Au fond, c’est peut-être au sein du principe d’impartialité et du droit à un recours effectif[72] qu’il faut lover ses espoirs même si, à trois reprises en dix-huit mois, le Conseil d’État a pu écarter leur bien-fondé pour contester, entre autres dans l’arrêt Lactalis[73], le fait que le juge administratif n’est peut-être pas (en tant que juge et partie ; l’argumentation tient la route…) le mieux placé pour engager la responsabilité de l’État du fait d’une décision de justice (administrative… et donc le cas échéant de son fait) qui méconnaîtrait le droit de l’Union européenne[74]. Le même moyen a été écarté au sujet de la formation spécialisée du Conseil d’État, seule chargée d’instruire les affaires relatives à la mise en œuvre de techniques de renseignement dès lors que la sûreté de l’État est en jeu[75]. Le Conseil d’État a, par la suite et pour écarter toute perspective de questions préjudicielles, confirmé qu’il lui appartient bien de statuer sur la violation « jurisprudentielle » du droit de l’Union européenne, pour peu que les membres de la formation de jugement ayant adopté la décision litigieuse s’abstiennent de siéger lors de cette seconde instance[76]. Il reste, enfin, à se demander si le juge du référé-liberté ne pourrait pas, demain, enrichir le catalogue des droits fondamentaux au sens de l’article L. 521-2 CJA en puisant dans la Charte, contribuant ainsi à enrichir la notion même de « droit fondamental »[77]. Après tout, ce dernier l’a déjà fait au regard de la Conv. EDH (droit à la vie)[78] et du droit des traités de l’Union européenne (droit de séjour d’un ascendant d’un ressortissant mineur de l’Union européenne)[79], certaines dispositions de la Charte présentant une véritable originalité par rapport à celles contenues dans d’autres instruments conventionnels[80]. Mais l’on a bien conscience, ici, de se perdre en conjonctures et de quitter le droit positif pour gagner les rives de la réécriture imaginaire du droit, le contrôle de conventionalité restant en plus, à bien des égards, le parent-pauvre du contrôle exercé par le juge des référés[81].

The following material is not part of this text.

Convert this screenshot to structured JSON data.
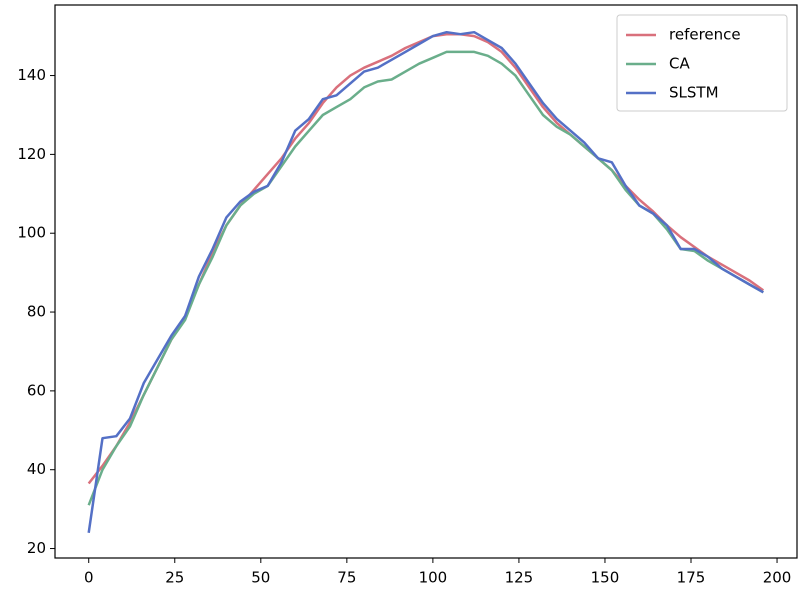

[1] La citation est attribuée à Jean de la Bruyère.
[2] V. tout de même, le « repère » de Denys Simon, L’application de la Charte par les juges administratifs, Europe, 2014, n° 2, repère 2. V. encore S. Perez, Les juridictions administratives françaises et les droits fondamentaux garantis par l’Union européenne, in J. Rideau (dir.), Les droits fondamentaux dans l’Union européenne. Dans le sillage de la Constitution européenne, Bruylant, 2009, p. 321.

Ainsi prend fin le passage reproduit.